I reached up to pluck an orange from a low branch. It came away in my hand without resistance. The skin peeled away eagerly, and the sweet juice trickled down my palms. The fr
uit was warm and tasted of afternoon sunlight.
A firefly lighted on my nose. I’d thought they had all died for the year. I blew it away with a short breath, and a willow tree laughed at me.
My heart skipped three beats. Rebecca was leaning against the willow’s trunk, her curves melding with the tree’s own, like a caryatid. She approached me with a callipygian sway.
“I’m sorry, Aubrey,” she said. “You looked happy. Silly, but happy.”

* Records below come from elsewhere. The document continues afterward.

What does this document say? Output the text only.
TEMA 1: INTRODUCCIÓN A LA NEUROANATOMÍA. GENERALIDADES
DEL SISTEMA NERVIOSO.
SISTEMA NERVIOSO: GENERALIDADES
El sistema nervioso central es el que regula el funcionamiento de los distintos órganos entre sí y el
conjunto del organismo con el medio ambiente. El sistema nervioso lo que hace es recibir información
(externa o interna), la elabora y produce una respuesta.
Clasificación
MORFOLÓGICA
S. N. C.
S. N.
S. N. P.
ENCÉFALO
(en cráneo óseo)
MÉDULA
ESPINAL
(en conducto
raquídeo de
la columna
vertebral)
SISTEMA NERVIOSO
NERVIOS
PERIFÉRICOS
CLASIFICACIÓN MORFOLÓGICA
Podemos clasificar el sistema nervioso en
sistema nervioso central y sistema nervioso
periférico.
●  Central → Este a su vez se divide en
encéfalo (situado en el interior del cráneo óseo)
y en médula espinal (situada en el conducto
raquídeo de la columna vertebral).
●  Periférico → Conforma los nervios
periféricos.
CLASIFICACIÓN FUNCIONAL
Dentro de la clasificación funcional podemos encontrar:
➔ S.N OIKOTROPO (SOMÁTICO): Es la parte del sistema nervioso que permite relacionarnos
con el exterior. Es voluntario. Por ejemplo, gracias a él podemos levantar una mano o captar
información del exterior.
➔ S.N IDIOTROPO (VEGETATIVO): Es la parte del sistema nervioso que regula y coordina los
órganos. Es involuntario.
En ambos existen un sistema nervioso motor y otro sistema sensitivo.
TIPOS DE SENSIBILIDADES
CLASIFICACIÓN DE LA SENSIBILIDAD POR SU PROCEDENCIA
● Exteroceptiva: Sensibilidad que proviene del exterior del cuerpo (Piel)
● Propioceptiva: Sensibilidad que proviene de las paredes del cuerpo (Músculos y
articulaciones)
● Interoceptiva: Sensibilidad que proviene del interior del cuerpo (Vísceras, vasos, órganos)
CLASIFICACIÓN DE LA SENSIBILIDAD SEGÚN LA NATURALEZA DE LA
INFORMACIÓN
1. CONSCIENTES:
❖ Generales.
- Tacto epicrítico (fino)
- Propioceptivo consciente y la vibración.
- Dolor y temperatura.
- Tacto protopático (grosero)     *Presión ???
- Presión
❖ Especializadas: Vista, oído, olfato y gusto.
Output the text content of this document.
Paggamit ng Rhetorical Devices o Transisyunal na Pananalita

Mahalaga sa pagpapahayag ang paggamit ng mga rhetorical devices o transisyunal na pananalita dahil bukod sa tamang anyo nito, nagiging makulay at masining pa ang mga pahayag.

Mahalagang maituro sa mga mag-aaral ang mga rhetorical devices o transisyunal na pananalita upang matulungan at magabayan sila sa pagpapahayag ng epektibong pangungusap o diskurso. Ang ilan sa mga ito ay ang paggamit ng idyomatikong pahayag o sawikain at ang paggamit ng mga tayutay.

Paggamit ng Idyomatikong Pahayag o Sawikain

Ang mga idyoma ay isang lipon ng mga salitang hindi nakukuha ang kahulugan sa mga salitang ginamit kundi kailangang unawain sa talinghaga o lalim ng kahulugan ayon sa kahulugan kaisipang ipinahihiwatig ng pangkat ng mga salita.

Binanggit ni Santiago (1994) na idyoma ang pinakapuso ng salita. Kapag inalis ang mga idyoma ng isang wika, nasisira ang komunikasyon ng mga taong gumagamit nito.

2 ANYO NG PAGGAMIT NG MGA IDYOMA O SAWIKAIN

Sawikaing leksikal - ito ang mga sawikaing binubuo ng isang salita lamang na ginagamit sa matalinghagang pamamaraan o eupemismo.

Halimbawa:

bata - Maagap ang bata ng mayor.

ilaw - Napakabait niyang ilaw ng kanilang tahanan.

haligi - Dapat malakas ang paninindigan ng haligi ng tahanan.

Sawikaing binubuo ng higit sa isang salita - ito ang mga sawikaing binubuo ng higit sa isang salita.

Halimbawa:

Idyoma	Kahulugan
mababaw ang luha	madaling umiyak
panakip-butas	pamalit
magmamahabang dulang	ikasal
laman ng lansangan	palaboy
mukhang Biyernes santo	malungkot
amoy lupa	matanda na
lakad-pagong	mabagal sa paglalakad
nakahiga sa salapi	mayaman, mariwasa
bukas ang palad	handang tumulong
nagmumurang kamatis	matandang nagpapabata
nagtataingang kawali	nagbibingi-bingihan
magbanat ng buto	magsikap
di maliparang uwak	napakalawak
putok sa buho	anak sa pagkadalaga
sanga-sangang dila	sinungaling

“I am indeed happy,” I said. “I am enjoying a little summertime. How do you do it?”
“Pigeon guano,” she said. “You can scoop it by the shovelful in the groves around here.”
Bees flitted between branches, visiting flowers that, against nature, were still blooming. “I’m sick, Rebecca,” I confessed. “Diseased.”
“Exhaustion. Nausea. Paleness of the face. Irregular breathing.” She put her hands on my neck. “Low pulse. Cold skin.” She lifted my chin so that she could look into my face. “Salivation. Copious salivation. Headache?”
I nodded, the movement of my chin rubbing against her palm.
“I know, Aubrey. I should have intervened sooner.”